Putting your workflow into a protocol

While these workflow diagrams are excellent for high level views of what the process will be, we can easily see that we are unable to put fine details into this visual diagram.

So the last step of creating a workflow, is to put all steps into a protocol. In your protocol you will add all necessary details of the process. You can also attach your visual diagram as an addendum to the protocol for reference.

Here is an example of how I might translate the student survey workflow from above, into a detailed protocol. Notice that I mention that I have a separate protocol just for the data cleaning portion of this workflow (and this might be because the data cleaning workflow is the same workflow used across many different types of data).

**NOTE: All workflows should be written into protocols, yet all protocols are not created from workflows. Sometimes protocols are simply documentation of decisions that are made. Take for example, a protocol on how study IDs will be assigned, or a protocol for inclusion/exclusion criteria. These don’t require workflows necessarily, yet they still need to be documented in a protocol.

Workflow considerations

Similar to the questions you need to consider when reviewing your planning checklists. You also need to evaluate the following things when developing your workflow.

✔️ Does your flow preserve the integrity of your data? Is there any point where you might lose or comprise data?
✔️ Is there any point in the flow where data is not being handled securely? Someone gains access to identifiable information that should not have access?
✔️ Is your flow in accordance with all of your compliance requirements (IRB, FERPA, HIPAA, Institutional Data Policies, etc.)?
✔️ Is your flow feasible for your team (based on size, skill level, motivation, etc.)?
✔️ Is your flow feasible for your budget and available resources?
✔️ Is your flow feasible for the amount and types of data you are collecting?
✔️ Are there any bottlenecks in the workflow?

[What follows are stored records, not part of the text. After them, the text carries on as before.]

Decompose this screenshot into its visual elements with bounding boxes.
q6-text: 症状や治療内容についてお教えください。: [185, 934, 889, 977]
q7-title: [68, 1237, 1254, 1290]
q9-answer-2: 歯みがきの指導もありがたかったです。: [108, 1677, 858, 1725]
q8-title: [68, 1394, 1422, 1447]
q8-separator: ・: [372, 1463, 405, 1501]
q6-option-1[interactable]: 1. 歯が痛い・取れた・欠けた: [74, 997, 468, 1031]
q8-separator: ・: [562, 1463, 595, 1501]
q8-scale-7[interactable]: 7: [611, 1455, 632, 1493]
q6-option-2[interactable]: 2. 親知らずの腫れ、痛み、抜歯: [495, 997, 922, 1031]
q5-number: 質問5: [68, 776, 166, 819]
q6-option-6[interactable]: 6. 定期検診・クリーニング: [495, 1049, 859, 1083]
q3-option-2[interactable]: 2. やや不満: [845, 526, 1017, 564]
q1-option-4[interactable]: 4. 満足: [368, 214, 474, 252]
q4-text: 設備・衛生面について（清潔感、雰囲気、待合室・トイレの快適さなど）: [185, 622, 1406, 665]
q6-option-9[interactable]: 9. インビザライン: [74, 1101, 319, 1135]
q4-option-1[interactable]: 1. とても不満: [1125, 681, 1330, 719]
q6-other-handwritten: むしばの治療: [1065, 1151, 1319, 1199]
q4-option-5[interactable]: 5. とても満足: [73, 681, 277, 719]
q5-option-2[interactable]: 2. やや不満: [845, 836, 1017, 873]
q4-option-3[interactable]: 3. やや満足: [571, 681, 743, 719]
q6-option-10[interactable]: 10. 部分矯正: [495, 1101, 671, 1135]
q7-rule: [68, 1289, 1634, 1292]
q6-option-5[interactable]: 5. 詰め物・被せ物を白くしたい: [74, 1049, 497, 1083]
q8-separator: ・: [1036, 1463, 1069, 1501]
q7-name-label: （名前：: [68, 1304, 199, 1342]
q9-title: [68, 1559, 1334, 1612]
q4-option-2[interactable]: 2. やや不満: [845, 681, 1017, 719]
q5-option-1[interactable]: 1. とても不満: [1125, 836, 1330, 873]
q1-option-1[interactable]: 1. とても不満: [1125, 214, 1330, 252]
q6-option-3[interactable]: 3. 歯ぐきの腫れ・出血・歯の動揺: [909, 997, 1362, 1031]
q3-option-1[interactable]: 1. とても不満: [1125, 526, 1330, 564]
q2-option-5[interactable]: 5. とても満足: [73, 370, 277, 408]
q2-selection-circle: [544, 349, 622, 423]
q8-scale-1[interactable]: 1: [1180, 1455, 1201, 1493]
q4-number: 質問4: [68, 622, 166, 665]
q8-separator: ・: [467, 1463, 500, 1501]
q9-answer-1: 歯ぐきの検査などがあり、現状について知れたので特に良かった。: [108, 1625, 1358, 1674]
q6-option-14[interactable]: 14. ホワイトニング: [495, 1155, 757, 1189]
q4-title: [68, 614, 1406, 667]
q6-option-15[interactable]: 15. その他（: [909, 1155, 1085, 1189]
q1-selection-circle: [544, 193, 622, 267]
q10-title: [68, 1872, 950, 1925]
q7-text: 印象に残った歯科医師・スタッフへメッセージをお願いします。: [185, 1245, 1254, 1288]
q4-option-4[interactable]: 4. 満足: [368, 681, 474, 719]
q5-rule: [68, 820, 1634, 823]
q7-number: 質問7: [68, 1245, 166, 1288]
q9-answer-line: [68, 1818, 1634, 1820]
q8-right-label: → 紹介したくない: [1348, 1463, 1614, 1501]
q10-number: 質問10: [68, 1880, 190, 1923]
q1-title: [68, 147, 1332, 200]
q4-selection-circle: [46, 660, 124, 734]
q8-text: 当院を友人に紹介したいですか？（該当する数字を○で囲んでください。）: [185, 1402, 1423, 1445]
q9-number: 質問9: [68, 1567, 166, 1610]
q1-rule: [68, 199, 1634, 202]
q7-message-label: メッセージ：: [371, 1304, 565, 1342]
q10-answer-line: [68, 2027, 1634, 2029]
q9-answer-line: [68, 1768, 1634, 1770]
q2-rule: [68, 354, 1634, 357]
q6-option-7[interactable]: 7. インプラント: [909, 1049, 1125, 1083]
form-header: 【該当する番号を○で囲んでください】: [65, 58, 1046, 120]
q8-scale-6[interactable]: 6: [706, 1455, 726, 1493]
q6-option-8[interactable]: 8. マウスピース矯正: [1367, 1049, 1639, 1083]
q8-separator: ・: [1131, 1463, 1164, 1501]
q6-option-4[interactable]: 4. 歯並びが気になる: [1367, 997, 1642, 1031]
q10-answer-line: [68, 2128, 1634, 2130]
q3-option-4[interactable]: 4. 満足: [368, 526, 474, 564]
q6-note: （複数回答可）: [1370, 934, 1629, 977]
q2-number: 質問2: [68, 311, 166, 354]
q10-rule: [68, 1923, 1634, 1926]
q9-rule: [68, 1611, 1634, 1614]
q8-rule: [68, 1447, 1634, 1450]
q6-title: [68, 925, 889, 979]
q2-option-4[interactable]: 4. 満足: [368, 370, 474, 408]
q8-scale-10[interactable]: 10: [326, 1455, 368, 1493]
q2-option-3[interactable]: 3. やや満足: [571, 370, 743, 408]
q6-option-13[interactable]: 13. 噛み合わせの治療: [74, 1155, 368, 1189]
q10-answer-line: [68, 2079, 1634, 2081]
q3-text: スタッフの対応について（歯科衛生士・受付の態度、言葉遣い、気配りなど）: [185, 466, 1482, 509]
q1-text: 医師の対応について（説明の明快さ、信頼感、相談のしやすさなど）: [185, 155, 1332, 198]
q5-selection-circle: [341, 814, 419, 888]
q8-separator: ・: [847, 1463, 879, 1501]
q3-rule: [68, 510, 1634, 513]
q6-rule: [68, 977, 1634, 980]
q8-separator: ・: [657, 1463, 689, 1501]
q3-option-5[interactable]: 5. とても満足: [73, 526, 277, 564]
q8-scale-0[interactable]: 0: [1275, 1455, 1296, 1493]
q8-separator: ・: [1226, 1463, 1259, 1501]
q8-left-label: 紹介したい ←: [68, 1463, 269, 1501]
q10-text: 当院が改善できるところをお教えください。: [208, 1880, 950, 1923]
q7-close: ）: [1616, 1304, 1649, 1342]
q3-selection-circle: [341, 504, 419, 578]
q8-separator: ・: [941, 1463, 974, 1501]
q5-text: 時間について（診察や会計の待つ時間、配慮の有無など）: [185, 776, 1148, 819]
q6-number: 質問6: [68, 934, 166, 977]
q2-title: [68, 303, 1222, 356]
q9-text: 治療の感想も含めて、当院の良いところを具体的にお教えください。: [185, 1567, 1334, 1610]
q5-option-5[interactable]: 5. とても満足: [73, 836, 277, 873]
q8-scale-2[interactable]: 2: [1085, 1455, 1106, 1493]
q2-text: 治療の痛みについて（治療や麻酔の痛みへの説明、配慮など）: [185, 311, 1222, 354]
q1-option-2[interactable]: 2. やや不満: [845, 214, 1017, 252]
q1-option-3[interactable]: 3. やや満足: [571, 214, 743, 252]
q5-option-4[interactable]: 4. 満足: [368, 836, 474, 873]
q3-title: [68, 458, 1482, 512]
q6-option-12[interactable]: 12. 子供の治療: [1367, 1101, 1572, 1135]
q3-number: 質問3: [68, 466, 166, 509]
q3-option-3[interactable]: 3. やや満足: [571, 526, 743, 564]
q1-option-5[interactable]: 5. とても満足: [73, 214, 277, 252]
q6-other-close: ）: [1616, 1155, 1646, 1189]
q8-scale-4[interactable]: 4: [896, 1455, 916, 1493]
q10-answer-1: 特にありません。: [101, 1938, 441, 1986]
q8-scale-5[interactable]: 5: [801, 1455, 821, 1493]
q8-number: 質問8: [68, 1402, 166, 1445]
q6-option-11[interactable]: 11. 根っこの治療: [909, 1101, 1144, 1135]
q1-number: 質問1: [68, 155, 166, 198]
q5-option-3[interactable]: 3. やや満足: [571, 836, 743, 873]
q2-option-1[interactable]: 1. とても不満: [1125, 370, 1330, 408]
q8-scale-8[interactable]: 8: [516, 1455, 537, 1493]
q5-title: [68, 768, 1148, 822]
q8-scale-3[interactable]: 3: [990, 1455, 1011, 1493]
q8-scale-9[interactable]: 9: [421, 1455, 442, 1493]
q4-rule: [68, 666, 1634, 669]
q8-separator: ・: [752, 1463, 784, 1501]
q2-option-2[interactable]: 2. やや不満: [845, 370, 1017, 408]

Areas where resources or training are needed? Any areas where tasks should be re-directed?

Workflow resources:

📑 Borycz
📑 Borghi and Van Gulick
📑 Briney, Coates, and Goben
📑 Data Flow Toolkit

Last Thoughts

Data management is complicated and the concepts can feel nebulous at times. At a lot of what works great for one team, may not work at all for another. Or even what works great for one round of data collection, may not work great for the next round. Things change: staff, situations, data, tools, life events, etc. Everything that is suggested in this entire series is just that, suggestions. They are ways that may help you get closer to having a better data management process than you had in your previous project, or in the last year of your current project, or even in the last week. By now I think we’ve all learned that data management is important. How we get to well-managed data doesn’t have to be through the same means and it doesn’t have to be implementing everything mentioned in this series. Ultimately, if you care about data management, if you are taking time to plan and think through your processes, if you are documenting those processes, and you are able to get your team on board with those processes, I call that a win!